The very general problem is (weakly) NP-complete if you want the optimal solution, however, in general there aren't arbitrarily large sibling cliques.
The problem can always be modeled as an integer linear program (ILP).
If you just want a good enough solution, then I would start with a greedy algorithm, followed by local search. You can always keep the local search (with random restarts) running over the night in hope for ever better solutions.
Since you seem to have added some more constraints in comments, if the constraints are really hard constraints, you can consider using an off-the-shelf ILP solver.
For illustrative purposes, I picked the first I could (cvxpy) find in a programming language I am familiar with (Python). I am not familiar with ILP solvers, so I have no idea if this is a good choice. (Note that it is not actually a solver, but an interface for several solvers.)
So I wrote a short example just to get you started. It can be done in about 50 lines.
There are $2 \cdot N$ variables:
- $N$ variables representing the $N$ students
- $N$ variables representing their genders (linked through a constraint)
There are two constraints:
- siblings need to be in the same partition
- a helper-constraint to make the balancing of genders simpler
The optimization is basically to optimize (minimize)
$$2 \cdot (N/2 - \sum{s})^2 + (N/2 - \sum{g})^2,$$
where $\sum{s}$ is the number of students put in partition 0 and $\sum{g}$ is the number of girls put in partition 0.
caveat emptor
from collections import namedtuple, Counter
import random
import cvxpy as cp
Student = namedtuple("Student", "name level gender")
def generate_students(N=100):
# generate random data
students = [Student(i, 1, random.choice("MF")) for i in range(N)]
siblings = []
for i in range(0, N // 2, 3):
siblings += [(i, i + 1), (i, i + 2), (i + 1, i + 2)]
return students, siblings
def create_variables(students):
"""Return stud_var and gender_var.
These will be constrained to be set to the same value, i.e.
stud[i] == gender[i].
This is to ensure that we can easily count gender-difference in
addition to "normal" difference.
"""
stud_vars = [cp.Variable(1, boolean=True) for s in students]
gender_vars = [cp.Variable(1, boolean=True) for s in students]

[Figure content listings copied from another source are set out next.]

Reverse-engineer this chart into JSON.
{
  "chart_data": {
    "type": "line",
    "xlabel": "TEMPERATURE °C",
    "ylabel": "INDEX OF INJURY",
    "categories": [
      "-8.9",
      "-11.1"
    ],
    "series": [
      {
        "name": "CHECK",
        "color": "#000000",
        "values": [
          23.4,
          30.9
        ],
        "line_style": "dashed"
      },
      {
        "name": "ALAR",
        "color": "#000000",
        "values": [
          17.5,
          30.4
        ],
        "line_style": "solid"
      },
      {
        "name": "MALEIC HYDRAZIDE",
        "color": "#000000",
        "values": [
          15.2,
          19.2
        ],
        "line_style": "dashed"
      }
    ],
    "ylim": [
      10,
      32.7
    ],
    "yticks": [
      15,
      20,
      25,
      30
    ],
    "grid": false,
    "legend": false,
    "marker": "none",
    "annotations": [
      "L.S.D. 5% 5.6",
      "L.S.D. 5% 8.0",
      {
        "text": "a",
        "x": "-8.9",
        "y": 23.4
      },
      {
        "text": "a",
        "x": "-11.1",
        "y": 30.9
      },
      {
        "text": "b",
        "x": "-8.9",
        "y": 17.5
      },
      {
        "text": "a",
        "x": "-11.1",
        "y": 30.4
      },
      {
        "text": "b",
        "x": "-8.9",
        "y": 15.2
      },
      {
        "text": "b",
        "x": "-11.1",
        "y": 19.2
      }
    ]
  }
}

return stud_vars, gender_vars
def create_constraints(stud_vars, gend_vars, students, siblings):
stud_const = [stud_vars[l] == stud_vars[r] for (l, r) in siblings]
link = [stud_vars[i] == gend_vars[i] for i in range(len(stud_vars))]
return stud_const
def create_objective(stud_vars, gend_vars):
mid = len(stud_vars) // 2
objective = cp.Minimize(
2 * (mid - cp.sum(stud_vars)) ** 2 + (mid - cp.sum(gend_vars)) ** 2
)
return objective
students, siblings = generate_students()
stud_vars, gender_vars = create_variables(students)
constraints = create_constraints(stud_vars, gender_vars, students, siblings)
objective = create_objective(stud_vars, gender_vars)
prob = cp.Problem(objective, constraints)
result = prob.solve()
if result is None:
exit("Could not find feasible solution.")
print(round(result))
print(Counter(int(round(e.value[0])) for e in stud_vars))
def get_gender_count(partition):
lst = [
students[idx].gender
for (idx, s) in enumerate(stud_vars)
if round(s.value[0]) == partition
]
return Counter(lst)
print("Partition 0:", get_gender_count(0))
print("Partition 1:", get_gender_count(1))
# for idx, e in enumerate(stud_vars):
# print(students[idx], "\tPartition", int(round(e.value[0])))
for (l, r) in siblings:
lv = int(round(stud_vars[l].value[0]))
rv = int(round(stud_vars[r].value[0]))
assert lv == rv
Running the snippet output:
(e375) [ubuntu ~/textnik]$ time python textnik.py
297.0
Counter({0: 52, 1: 48})
Partition 0: Counter({'F': 27, 'M': 25})
Partition 1: Counter({'F': 25, 'M': 23})
real 0m4,060s
user 0m4,926s
sys 0m1,189s
meaning that it put 52 students in one group and 48 in the other, with 27/25 F/M in the first group and 25/23 F/M in the other group.
All the siblings should be in the same group by constraints.